#KEDEZEMBA: Going home doesn't have to break the bank
The holidays are just around the corner and going home to reconnect with family will be on the cards for many South Africans who have migrated to other provinces in search of opportunities. Stats SA shows that, just looking at the Eastern Cape, over 1.5 million people have left since 2006. Most look forward to having fun time, but the trips traditionally also come with expectations from family and friends of generosity in the form of gifts. The temptation to borrow money to avoid disappointing can be tricky to navigate.

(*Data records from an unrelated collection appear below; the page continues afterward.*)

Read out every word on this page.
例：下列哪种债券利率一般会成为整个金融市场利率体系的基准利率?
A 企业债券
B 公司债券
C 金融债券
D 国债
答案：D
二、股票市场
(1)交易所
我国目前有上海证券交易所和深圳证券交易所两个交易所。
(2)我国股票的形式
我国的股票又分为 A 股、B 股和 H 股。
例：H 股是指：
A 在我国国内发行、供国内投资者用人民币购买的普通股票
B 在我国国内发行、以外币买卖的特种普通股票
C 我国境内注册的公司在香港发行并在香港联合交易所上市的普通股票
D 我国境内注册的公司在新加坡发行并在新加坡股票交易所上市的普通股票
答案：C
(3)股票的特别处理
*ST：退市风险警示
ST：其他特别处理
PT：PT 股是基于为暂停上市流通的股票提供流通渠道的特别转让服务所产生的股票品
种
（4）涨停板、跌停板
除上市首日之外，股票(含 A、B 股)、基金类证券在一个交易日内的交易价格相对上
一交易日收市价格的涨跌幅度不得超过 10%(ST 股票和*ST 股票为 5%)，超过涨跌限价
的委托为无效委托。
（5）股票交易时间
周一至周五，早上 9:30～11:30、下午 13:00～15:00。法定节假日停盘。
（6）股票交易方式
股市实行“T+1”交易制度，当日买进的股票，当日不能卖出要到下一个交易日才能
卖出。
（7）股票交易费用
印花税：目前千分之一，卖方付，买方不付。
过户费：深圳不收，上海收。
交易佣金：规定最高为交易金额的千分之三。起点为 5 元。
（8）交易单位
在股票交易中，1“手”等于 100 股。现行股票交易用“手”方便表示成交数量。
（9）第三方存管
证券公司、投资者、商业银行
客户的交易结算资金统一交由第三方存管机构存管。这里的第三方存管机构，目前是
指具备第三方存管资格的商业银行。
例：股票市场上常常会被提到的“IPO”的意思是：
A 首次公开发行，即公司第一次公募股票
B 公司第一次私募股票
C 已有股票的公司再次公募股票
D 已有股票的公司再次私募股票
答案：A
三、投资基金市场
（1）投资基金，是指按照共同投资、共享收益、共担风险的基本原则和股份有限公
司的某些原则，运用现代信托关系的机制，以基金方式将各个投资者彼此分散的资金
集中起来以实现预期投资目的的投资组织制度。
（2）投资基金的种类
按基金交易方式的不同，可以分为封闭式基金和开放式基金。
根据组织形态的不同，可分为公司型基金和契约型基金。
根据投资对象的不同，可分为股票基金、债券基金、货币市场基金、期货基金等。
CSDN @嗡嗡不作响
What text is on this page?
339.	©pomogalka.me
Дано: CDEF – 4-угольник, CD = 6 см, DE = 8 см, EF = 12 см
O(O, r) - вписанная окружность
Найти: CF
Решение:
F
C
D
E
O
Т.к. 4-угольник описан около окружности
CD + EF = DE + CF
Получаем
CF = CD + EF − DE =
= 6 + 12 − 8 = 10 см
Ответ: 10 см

Kenosi Magosha, Head: Client Solutions Savings at Sanlam Personal Finance, recommends planning to avoid pitfalls of going big on debt, “It’s not a good idea to use debt, whether a credit card or a personal loan, in order to pay for the trip home and the related festivities. Doing so can lead to a bit of discomfort later as by using debt you are borrowing from your future salary. You will have to take more out of your salary than you actually spent on the festivities because of the interest you will need to pay on the debt. You will be leaving less money available to grow your savings and wealth. A smart move would be to be innovative with less so that January can also be a stress-free month.”

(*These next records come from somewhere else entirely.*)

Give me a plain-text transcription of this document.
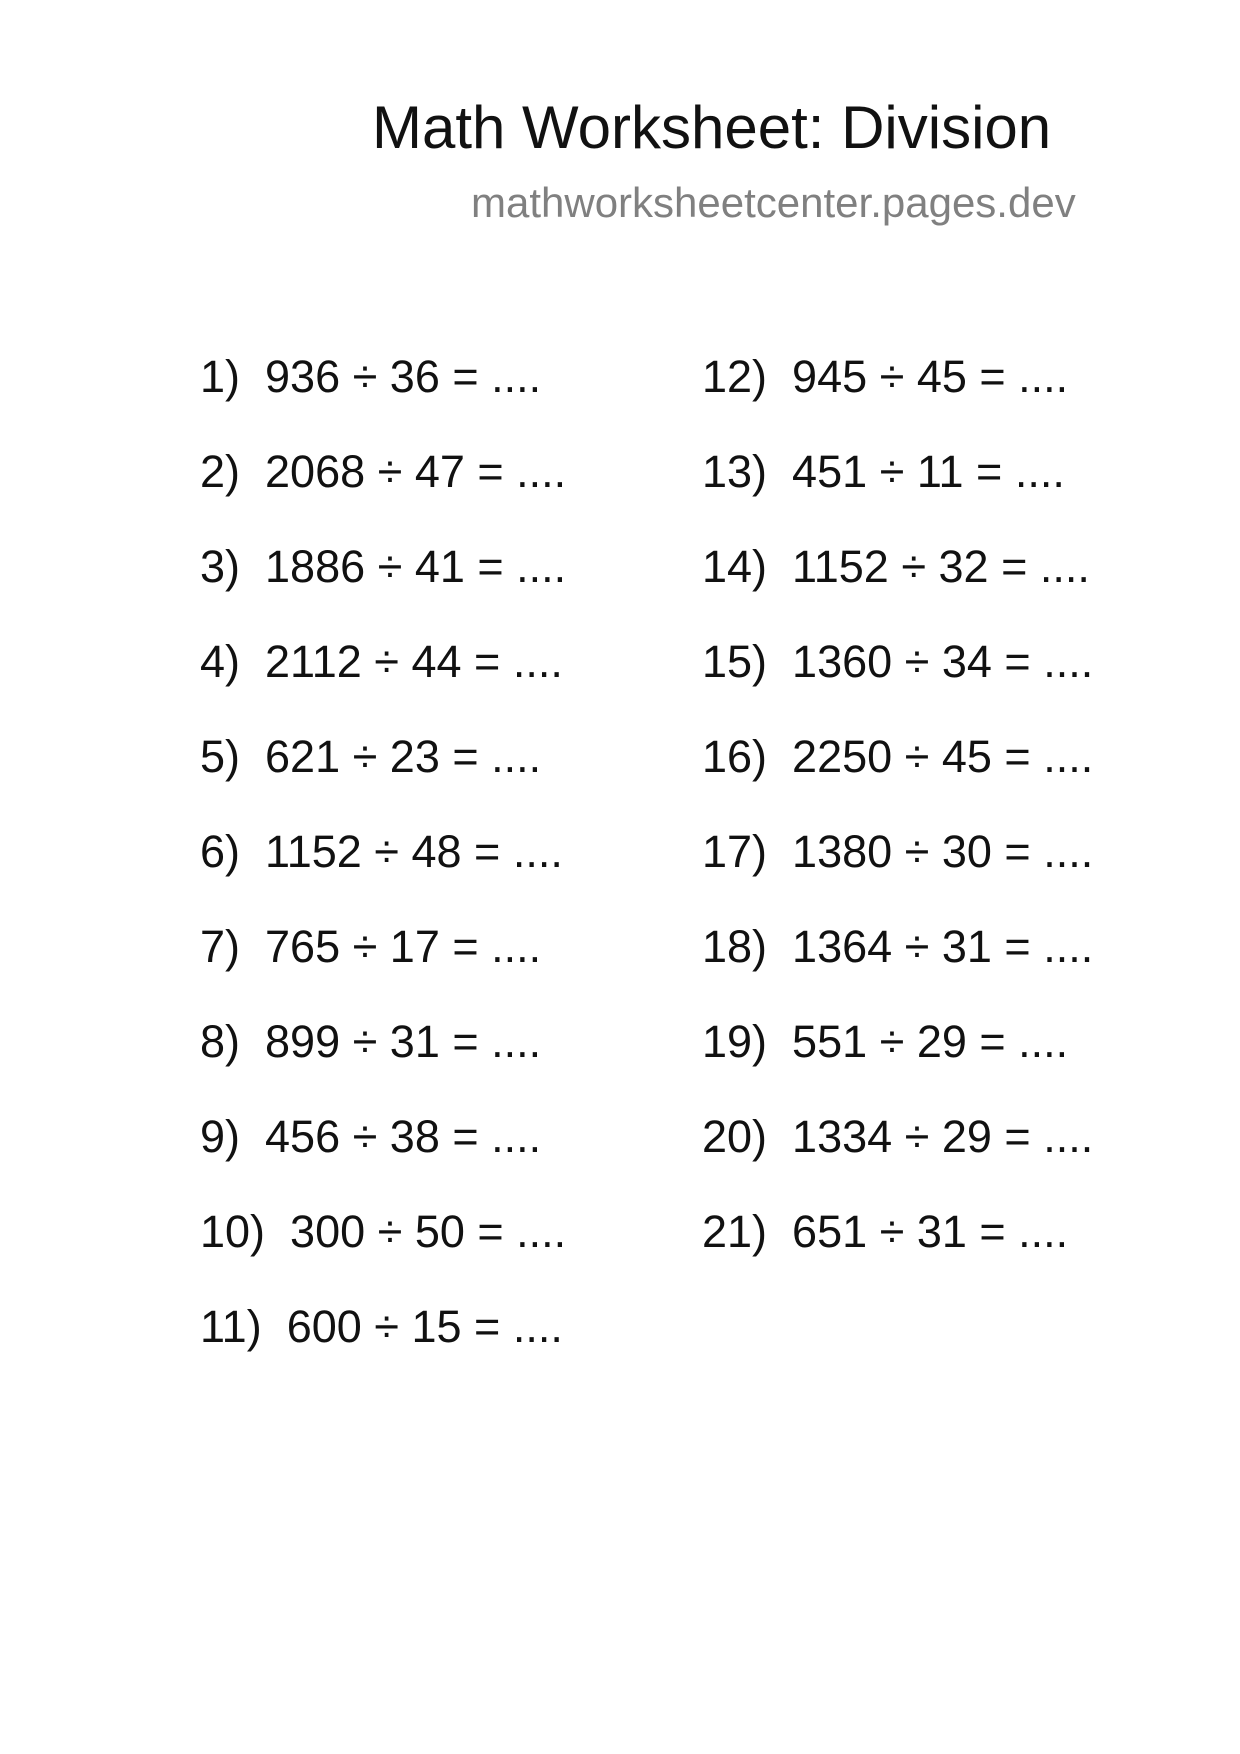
Math Worksheet: Division
mathworksheetcenter.pages.dev
1)  936 ÷ 36 = ....
2)  2068 ÷ 47 = ....
3)  1886 ÷ 41 = ....
4)  2112 ÷ 44 = ....
5)  621 ÷ 23 = ....
6)  1152 ÷ 48 = ....
7)  765 ÷ 17 = ....
8)  899 ÷ 31 = ....
9)  456 ÷ 38 = ....
10)  300 ÷ 50 = ....
11)  600 ÷ 15 = ....
12)  945 ÷ 45 = ....
13)  451 ÷ 11 = ....
14)  1152 ÷ 32 = ....
15)  1360 ÷ 34 = ....
16)  2250 ÷ 45 = ....
17)  1380 ÷ 30 = ....
18)  1364 ÷ 31 = ....
19)  551 ÷ 29 = ....
20)  1334 ÷ 29 = ....
21)  651 ÷ 31 = ....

Here, Magosha shares tips on how to avoid going into debt troubles when going home:
1. Plan ahead to avoid the debt trap. First start planning how much you can afford and then how you will get home i.e. self-drive, take a bus or fly. The option chosen can affect money left in the pocket for other things without needing to borrow money. For future trips, rather plan early and kick-off saving from February e.g. R300 each month would mean R3,000 by end November.

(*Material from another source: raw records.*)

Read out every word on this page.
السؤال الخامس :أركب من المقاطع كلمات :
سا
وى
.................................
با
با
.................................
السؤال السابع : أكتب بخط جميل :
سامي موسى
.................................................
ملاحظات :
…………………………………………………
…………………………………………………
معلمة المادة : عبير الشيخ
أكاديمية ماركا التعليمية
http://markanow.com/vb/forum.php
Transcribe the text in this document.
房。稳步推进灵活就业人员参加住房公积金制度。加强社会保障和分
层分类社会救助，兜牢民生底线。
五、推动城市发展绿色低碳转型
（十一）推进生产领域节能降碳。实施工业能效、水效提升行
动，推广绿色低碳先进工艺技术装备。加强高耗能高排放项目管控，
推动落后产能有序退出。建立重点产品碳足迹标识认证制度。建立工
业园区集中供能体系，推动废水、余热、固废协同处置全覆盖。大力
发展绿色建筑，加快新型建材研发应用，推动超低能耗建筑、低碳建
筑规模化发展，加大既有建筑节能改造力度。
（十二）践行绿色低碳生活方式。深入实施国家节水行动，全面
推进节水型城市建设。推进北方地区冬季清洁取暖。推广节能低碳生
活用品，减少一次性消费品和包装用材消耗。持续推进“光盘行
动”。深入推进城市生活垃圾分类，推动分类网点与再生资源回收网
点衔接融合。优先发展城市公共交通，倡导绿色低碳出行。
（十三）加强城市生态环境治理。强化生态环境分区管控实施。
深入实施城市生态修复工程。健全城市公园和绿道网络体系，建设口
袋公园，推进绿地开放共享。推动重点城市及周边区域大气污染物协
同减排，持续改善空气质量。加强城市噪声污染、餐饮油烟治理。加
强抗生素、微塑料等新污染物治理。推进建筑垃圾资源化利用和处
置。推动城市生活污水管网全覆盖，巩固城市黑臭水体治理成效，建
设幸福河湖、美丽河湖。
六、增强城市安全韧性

2. Set the expectation. Avoid the temptation to be too extravagant to impress people back home by spending more than you have. Try not to use the credit card as a lifeline to meet expectations.
3. Take advantage of shopping specials. Check with family and friends if you can club together to buy a list of festive goods and stick to it – e.g. Buying drinks, snacks, grocery items on Black Friday.
4. Take the new year into consideration. Parents, for example, need to plan to cover school fees and back-to-school needs before getting paid in January. Companies tend to pay December salaries early, which makes for a very long January, so one needs to factor this in and put money aside for January.
Magosha concludes, “Reconnecting with family and friends is important, and despite challenges there’s an opportunity to be smart with money, with a festive spending budget, while having fun and enjoying the holiday season. This will keep relations good in the festive season and give you breathing room for a less stressful January. Enjoy #KeDezember with money savviness.